Certains affirment que Georges Sorel est le précurseur des conceptions totalitaires dû entre autres à un certain rapport au nationalisme et à l’antisémitisme. Quel écho ses idées trouvèrent-elles dans les différents régimes totalitaires du XXe siècle ?

Son influence sur le milieu révolutionnaire italien du début du siècle étant importante et bien documentée, il n’est pas surprenant de le retrouver dans la bibliothèque d’anciens syndicalistes et socialistes passés au fascisme – à commencer par Benito Mussolini lui-même. A contrario, on ne lui connaît guère d’admirateurs outre-Rhin. Il faut ici rappeler que malgré l’admiration que lui portent initialement les fascistes, sa pensée s’accommode peu avec l’exercice du pouvoir : Sorel est un théoricien de la révolte, ne se reconnaissant pas dans les gouvernements de son temps, qu’ils soient monarchiques ou républicains. Sa critique des partis, de l’intégration dans les institutions, l’éloigne des adeptes du parti État. On peut donc en tirer un bilan contrasté. 

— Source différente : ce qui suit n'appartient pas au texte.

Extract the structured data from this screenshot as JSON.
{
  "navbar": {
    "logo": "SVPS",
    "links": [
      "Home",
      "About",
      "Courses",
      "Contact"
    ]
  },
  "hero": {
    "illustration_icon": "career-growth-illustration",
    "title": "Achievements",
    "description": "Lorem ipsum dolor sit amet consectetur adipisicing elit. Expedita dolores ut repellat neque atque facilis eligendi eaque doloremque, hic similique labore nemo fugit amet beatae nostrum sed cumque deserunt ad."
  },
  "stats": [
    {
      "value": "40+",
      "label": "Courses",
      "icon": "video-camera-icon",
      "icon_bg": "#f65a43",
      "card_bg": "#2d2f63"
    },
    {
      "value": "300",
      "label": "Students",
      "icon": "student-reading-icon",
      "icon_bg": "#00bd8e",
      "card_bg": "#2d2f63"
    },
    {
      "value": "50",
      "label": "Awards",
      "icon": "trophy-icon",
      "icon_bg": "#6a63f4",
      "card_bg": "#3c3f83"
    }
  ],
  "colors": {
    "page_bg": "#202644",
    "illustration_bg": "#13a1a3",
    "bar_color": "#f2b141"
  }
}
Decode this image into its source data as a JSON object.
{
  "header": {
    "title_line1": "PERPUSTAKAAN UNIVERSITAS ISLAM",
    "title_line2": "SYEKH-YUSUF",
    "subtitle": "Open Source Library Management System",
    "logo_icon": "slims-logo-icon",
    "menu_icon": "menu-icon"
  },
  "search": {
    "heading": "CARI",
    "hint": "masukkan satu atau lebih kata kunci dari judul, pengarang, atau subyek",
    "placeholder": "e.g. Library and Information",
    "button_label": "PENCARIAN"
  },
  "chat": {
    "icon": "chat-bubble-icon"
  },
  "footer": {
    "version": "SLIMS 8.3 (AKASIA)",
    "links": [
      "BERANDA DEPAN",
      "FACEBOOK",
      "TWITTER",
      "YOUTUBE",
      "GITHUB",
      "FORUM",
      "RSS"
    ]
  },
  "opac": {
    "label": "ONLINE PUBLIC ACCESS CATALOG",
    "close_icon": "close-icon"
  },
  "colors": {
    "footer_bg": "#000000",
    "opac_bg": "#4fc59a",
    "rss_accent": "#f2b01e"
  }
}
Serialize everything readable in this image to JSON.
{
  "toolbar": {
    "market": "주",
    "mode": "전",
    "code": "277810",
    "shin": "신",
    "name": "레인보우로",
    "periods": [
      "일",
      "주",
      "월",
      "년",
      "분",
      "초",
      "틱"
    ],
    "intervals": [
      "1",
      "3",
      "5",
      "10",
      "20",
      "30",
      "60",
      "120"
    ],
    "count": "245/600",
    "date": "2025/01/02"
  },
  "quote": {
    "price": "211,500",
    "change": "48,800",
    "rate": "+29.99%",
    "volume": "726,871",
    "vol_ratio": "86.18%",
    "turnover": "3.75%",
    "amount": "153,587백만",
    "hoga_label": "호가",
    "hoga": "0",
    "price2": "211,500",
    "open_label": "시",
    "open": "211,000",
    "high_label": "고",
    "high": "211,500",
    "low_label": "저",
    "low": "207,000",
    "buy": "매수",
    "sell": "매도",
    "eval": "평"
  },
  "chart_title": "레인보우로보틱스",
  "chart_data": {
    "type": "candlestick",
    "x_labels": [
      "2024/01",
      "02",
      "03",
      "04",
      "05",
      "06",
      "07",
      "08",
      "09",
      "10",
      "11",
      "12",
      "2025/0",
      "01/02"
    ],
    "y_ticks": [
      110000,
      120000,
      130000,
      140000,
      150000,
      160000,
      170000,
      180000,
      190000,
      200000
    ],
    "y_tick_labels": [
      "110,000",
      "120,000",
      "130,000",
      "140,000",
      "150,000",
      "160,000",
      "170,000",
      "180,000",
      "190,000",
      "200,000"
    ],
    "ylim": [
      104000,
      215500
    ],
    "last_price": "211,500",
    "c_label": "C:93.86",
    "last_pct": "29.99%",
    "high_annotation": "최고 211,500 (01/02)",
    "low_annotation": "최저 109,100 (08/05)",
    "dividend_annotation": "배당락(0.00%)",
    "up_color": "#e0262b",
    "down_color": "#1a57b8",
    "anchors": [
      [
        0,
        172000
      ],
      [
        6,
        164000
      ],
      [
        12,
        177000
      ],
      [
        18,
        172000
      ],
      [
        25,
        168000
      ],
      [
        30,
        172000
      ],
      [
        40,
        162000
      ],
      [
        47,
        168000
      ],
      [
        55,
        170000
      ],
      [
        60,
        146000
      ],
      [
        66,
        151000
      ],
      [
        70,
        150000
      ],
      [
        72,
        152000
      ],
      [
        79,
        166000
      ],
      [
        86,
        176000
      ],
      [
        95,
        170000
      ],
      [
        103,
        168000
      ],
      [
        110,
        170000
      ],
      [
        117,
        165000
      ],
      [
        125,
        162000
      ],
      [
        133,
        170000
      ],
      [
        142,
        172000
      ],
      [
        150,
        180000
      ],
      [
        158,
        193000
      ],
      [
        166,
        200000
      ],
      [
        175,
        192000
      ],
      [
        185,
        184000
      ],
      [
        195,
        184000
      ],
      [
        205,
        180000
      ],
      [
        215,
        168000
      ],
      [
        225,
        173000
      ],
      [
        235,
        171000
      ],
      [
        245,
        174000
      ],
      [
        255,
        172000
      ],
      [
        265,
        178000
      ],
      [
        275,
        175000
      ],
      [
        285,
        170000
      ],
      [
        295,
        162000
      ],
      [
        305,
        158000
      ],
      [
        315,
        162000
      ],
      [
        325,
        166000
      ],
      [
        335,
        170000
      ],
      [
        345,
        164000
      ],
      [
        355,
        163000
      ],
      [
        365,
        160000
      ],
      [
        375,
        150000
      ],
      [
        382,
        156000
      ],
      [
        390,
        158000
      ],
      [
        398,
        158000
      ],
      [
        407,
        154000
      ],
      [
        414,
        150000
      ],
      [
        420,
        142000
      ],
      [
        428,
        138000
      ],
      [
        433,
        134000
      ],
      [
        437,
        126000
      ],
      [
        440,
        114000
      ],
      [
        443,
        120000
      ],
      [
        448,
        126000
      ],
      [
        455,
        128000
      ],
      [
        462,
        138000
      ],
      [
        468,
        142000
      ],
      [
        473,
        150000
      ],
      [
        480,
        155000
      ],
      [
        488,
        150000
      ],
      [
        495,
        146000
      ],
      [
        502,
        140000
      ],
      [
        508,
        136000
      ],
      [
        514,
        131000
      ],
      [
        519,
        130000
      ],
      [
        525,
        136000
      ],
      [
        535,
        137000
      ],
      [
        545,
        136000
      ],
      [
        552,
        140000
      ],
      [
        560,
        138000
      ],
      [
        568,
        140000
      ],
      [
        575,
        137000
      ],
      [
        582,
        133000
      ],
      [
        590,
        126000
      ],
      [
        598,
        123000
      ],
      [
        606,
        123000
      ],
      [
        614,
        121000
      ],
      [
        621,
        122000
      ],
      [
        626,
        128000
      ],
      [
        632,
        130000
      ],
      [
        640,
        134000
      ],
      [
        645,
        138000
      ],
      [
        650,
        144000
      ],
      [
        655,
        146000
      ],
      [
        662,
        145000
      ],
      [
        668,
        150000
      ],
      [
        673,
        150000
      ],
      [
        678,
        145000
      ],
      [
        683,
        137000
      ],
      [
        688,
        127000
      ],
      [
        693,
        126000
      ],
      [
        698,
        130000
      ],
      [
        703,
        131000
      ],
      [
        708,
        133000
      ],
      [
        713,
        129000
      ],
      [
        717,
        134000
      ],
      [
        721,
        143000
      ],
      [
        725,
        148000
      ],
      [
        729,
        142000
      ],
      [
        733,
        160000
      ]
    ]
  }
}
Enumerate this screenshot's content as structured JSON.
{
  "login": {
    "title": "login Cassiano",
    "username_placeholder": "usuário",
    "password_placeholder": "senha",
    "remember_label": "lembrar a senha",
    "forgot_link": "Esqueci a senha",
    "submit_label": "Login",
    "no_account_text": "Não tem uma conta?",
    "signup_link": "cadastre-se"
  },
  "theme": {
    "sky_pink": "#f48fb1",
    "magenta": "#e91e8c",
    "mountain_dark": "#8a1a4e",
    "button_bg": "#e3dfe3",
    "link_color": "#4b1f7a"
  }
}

Si les écrits de Sorel, fustigeant la démocratie libérale porteuse des « illusions du progrès », et valorisant le combat héroïque, ont pu nourrir les premières chemises noires (comme leurs adversaires marxistes, Gramsci étant un de ses grands lecteurs), en faire un précurseur du totalitarisme serait un contresens. Tout en glorifiant la lutte « faite au grand jour », il exprime d’ailleurs régulièrement son dégoût pour les excès et les crimes commis par tout pouvoir, même dans le cadre de révolutions passées : « je ne ressens point pour les guillotineurs les mêmes indulgences que [Jaurès] ; j’ai horreur de toute mesure qui frappe le vaincu sous un déguisement judiciaire ».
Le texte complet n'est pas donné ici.